The deck builder’s carrier paid his $500,000 policy limit into court and later filed for bankruptcy. The case proceeded against the owner of the home and his friend. Plaintiffs alleged that both had duties independent of the deck builder to supervise and inspect and could not avoid liability by relying on the believed skills of the deck builder. Specifically, plaintiffs alleged that the Restatement of the Law, Second, Torts Section 324A (which has been adopted by Kansas) provided the applicable underlying legal principle.

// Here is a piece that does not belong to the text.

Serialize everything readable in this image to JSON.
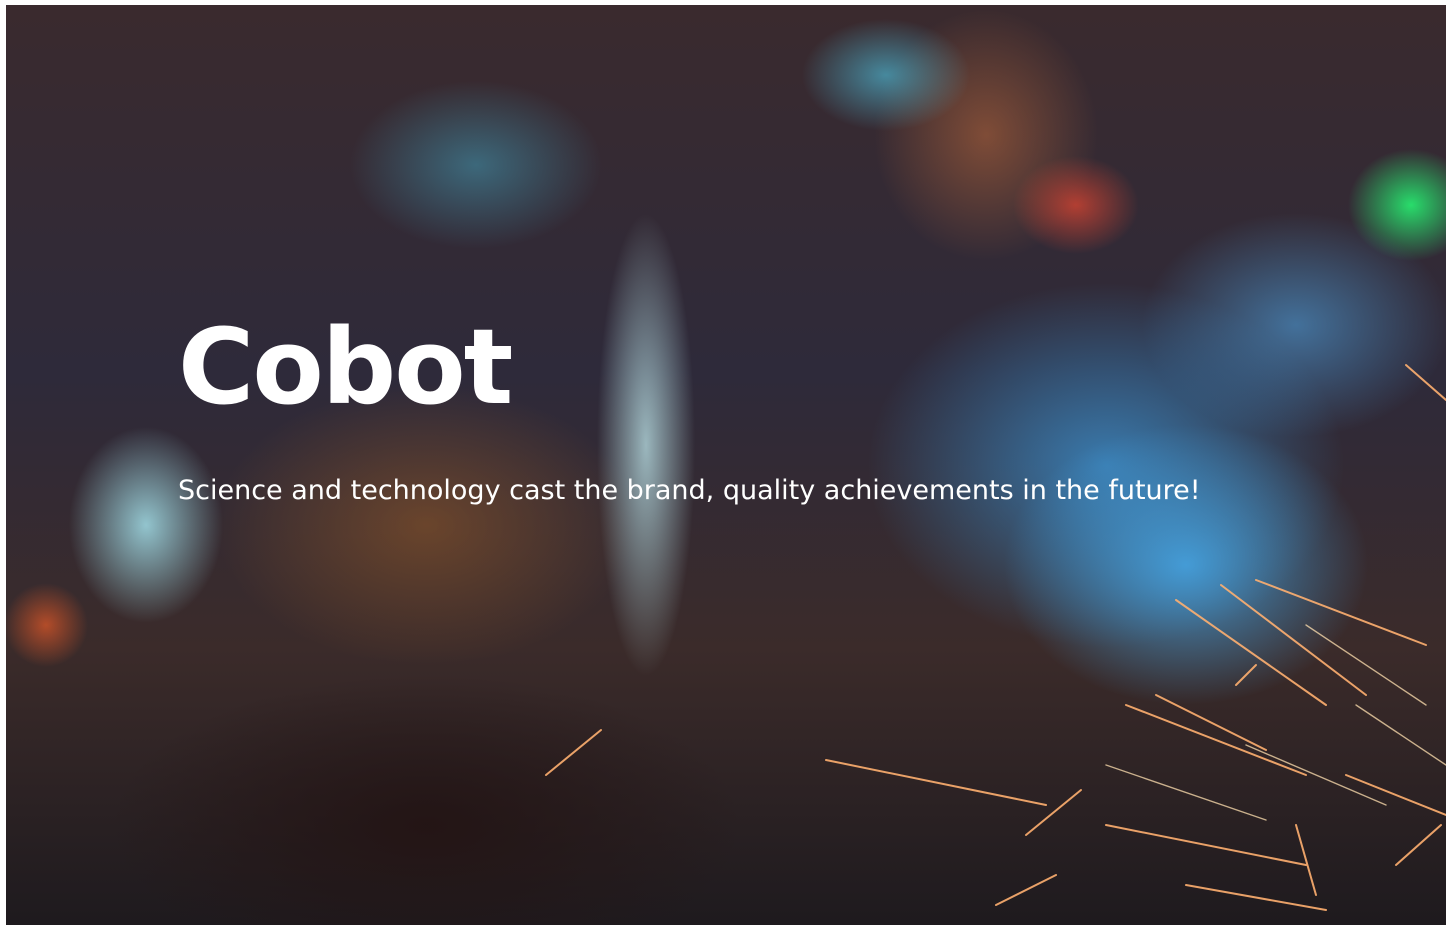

It provides:
Liability to Third Person For Negligent Performance of Undertaking.
One who undertakes, gratuitously or for consideration, to render services to another which he should recognize as necessary for the protection of a third person or his things, is subject to liability to the third person for physical harm resulting from his failure to exercise reasonable care to protect his undertaking, if:
a. his failure to exercise reasonable care increases the risk of such harm;
b. he has undertaken to perform a duty owed by the other to the third person;
c. the harm is suffered because of reliance of the other or the third person upon the undertaking.
Secondly, plaintiffs alleged that the controlling case on the duty of a general contractors was Talley v. Skelly Oil Co., 199 Kan. 767, 433 P.2d 425 (1967). In Talley, the appellate court abandoned the old rule of no liability of general contractors for the negligence of their subcontractors and adopted a modern view which, simply stated, imposes liability upon a contractor for injuries to a third person occurring after the completion of his work and its acceptance by the contractee, where the work is reasonably certain to endanger third persons if the work has been negligently performed. Furthermore, the court held that the modern view did not absolve a general contractor from the duty of exercising reasonable care in supervising and inspecting the work called for in the contract, rather, the contractor retains some responsibility to see that the entire work he contracted to perform is properly done and may not evade all responsibility by blind reliance on a subcontractor or on the owner’s inspector. Simply stated, Talley stands for the proposition that a general contractor is not absolved from the duty of exercising reasonable care in supervising and inspecting the work called for in his contract with others, rather he has some responsibility to see that the entire work he contracted with another to perform is properly done; and he may not evade all responsibility by blind reliance on a subcontractor.
Defendants filed motions for summary judgment alleging that they were not responsible for the negligence of the subcontractor deck builder and that nothing they did or failed to do caused the deck to collapse. The motions were denied. The case later settled for a total of $2.18 million.